Thousands of Germans were swayed by the Nazis in the early 1920s, due to post-war unrest and Hitler’s promising and charismatic leadership.  In an attempt to seize power, Hitler attempted a coup now known as the Beer Hall Putsch in Munich, which was justified as a means to overthrow the government on the 23 rd of November 1923. The rebellion failed, however, and resulted to several deaths and Hitler’s arrest. Rather than weaken his popularity, Hitler’s treason and trials made him a national figure, a champion of the Germans. 

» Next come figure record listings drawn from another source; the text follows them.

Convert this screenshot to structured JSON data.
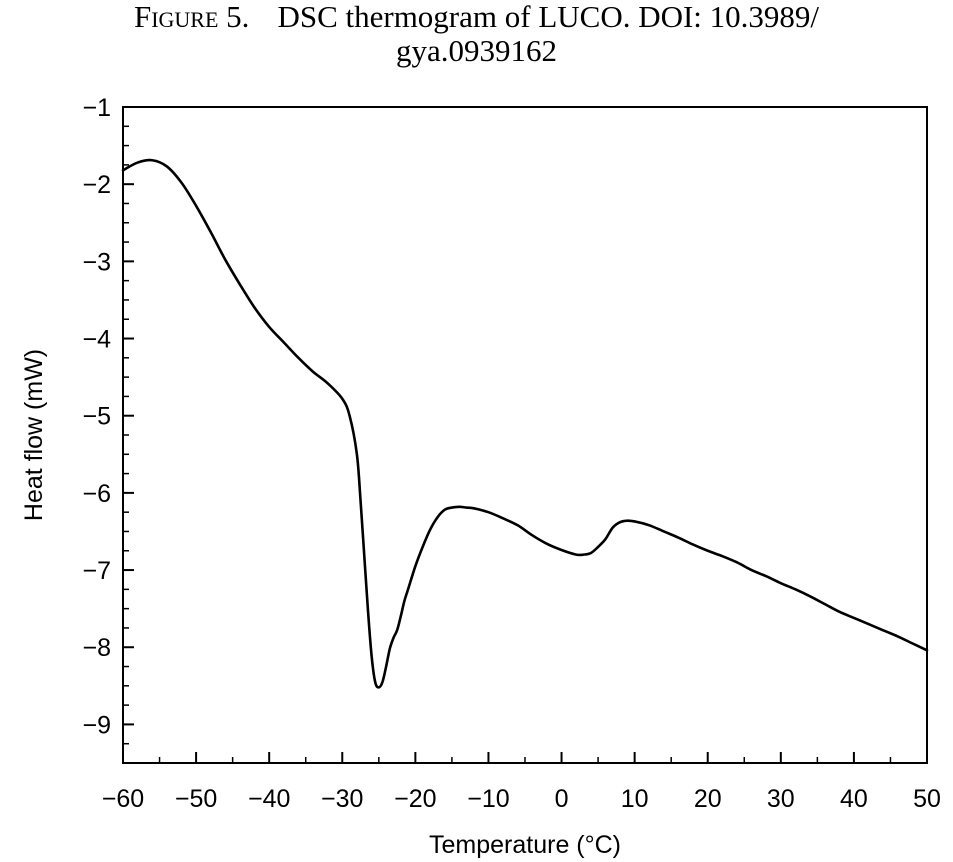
{
  "caption": {
    "label": "Figure 5.",
    "line1": "DSC thermogram of LUCO. DOI: 10.3989/",
    "line2": "gya.0939162"
  },
  "chart_data": {
    "type": "line",
    "title": "",
    "xlabel": "Temperature (°C)",
    "ylabel": "Heat flow (mW)",
    "xlim": [
      -60,
      50
    ],
    "ylim": [
      -9.5,
      -1
    ],
    "xticks": [
      -60,
      -50,
      -40,
      -30,
      -20,
      -10,
      0,
      10,
      20,
      30,
      40,
      50
    ],
    "xtick_labels": [
      "−60",
      "−50",
      "−40",
      "−30",
      "−20",
      "−10",
      "0",
      "10",
      "20",
      "30",
      "40",
      "50"
    ],
    "yticks": [
      -1,
      -2,
      -3,
      -4,
      -5,
      -6,
      -7,
      -8,
      -9
    ],
    "ytick_labels": [
      "−1",
      "−2",
      "−3",
      "−4",
      "−5",
      "−6",
      "−7",
      "−8",
      "−9"
    ],
    "grid": false,
    "line_color": "#000000",
    "series": [
      {
        "x": [
          -60,
          -58,
          -56,
          -54,
          -52,
          -50,
          -48,
          -46,
          -44,
          -42,
          -40,
          -38,
          -36,
          -34,
          -32,
          -30,
          -29,
          -28,
          -27.5,
          -27,
          -26.5,
          -26,
          -25.5,
          -25,
          -24.5,
          -24,
          -23.5,
          -23,
          -22.5,
          -22,
          -21.5,
          -21,
          -20,
          -19,
          -18,
          -17,
          -16,
          -15,
          -14,
          -13,
          -12,
          -10,
          -8,
          -6,
          -4,
          -2,
          0,
          2,
          3,
          4,
          5,
          6,
          7,
          8,
          9,
          10,
          12,
          14,
          16,
          18,
          20,
          22,
          24,
          26,
          28,
          30,
          32,
          34,
          36,
          38,
          40,
          42,
          44,
          46,
          48,
          50
        ],
        "y": [
          -1.82,
          -1.72,
          -1.69,
          -1.77,
          -1.98,
          -2.28,
          -2.62,
          -2.98,
          -3.3,
          -3.6,
          -3.85,
          -4.05,
          -4.25,
          -4.43,
          -4.58,
          -4.78,
          -5.0,
          -5.5,
          -6.1,
          -6.8,
          -7.5,
          -8.1,
          -8.45,
          -8.52,
          -8.45,
          -8.25,
          -8.02,
          -7.88,
          -7.78,
          -7.6,
          -7.4,
          -7.25,
          -6.95,
          -6.7,
          -6.48,
          -6.32,
          -6.22,
          -6.19,
          -6.18,
          -6.19,
          -6.2,
          -6.25,
          -6.33,
          -6.42,
          -6.55,
          -6.66,
          -6.74,
          -6.8,
          -6.8,
          -6.78,
          -6.7,
          -6.6,
          -6.45,
          -6.38,
          -6.36,
          -6.37,
          -6.42,
          -6.5,
          -6.58,
          -6.67,
          -6.75,
          -6.82,
          -6.9,
          -7.0,
          -7.08,
          -7.17,
          -7.25,
          -7.34,
          -7.44,
          -7.54,
          -7.62,
          -7.7,
          -7.78,
          -7.86,
          -7.95,
          -8.04
        ]
      }
    ]
  }
}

During the trial, a judge sympathetic to the Nazis’ nationalist views allowed Hitler and his followers to demonstrate open contempt for the Weimar Republic, which they dubbed as a “Jew government”. They were found guilty, but instead of being deported due to being Austrian citizens, the judge gave them a minimum sentence, which is a maximum of five years in prison. Hitler, however, merely served nine months – the rest of his term was suspended. During his imprisonment, Hitler wrote Mein Kampf, where he postulated that the conflict between the races was the catalyst of history. Under the radical belief that the Aryan race was superior, he argued that Aryan Germany had every right to incorporate Eastern Europe into a single empire, which would be able to provide Lebensraum, or living space, for those who will be deemed worthy. He further argued that the empire would mean a victory over Communism, as like many conservative Germans, the Jews and Communists were regarded as enemies of Germany. Here, he associated Communism to the Jews, using “Jewish Bolshevism” or “Jewish Marxism”, where he maintained that the Jews were behind the teachings of the Communist Party. According to Hitler, the Jews were and acted everywhere – they moved so discretely, controlling everything that few could ever detect their influence. This belief was later adopted by the Nazi Party, then used as a propaganda against the racism on Jews. Hitler regained his freedom in 1925, fully reinstated as a leader of the Nazi Party. His arrest led him to a realization – an armed uprising will never be successful. His greatest weapons to finally gain control over Germany lie in the rights granted by the Weimar Constitution; freedom of speech, the press, and the right to assemble. 

The Nazi Party lost its popularity following the recovery of Germany post-war, but when the stock market crashed in 1929, the tides began to turn once again in their favor. The Great Depression could not be prevented by leaders around the world, and to a number of Germans, democracy seemed useless to rescue them from the collapse. Only solutions proposed by extreme political parties stirred public interest. The German Communist Party, in particular, postulated that to end the Great Depression, Germany needed to adapt to a government similar that that of the Soviet Union. According to them, the government should take over all German land and industry from the capitalists, as these people only drove profit for self-interest.  The German wealth should be redistributed accordingly. For this, the Nazis blamed the Communists and Jews. To counter the Communist promise, the Nazis vowed to restore Germany anew, the world’s pride, and end the depression in the process. They campaigned with slogans that read “ Work, Freedom, and Bread !”, and their promises attracted many supporters, a number of whom lost faith in communism and democracy. Among them, however, were the wealthy – alarmed by the growth of the Communist Party, they clung to the Nazi ideals to keep what they own. 

Hitler officially became a German citizen in 1932 to allow him to run for president in the same year. His opponents were Paul von Hindenburg, a conservative incumbent, and Ernst Thälmann, the Communist candidate. Hindenburg triumphed over the three, but the Reichstag election held four months later increased the Nazi’s popularity even further. 

President Hindenburg’s administration, however, could not alleviate the depression. The public support began to disseminate, and by 1933, he called for Hitler. Hindenburg believed that Hitler had the popularity the do not possess, and his administration had the power Hitler needed. Convinced that they could control Hitler and views, they struck a deal with him. They were certain that Hitler would fail miserably in an attempt to end the depression, and as soon as he does, they regain control and “save “the nation.   That choice became the catalyst to tragedy, one that history would never forget.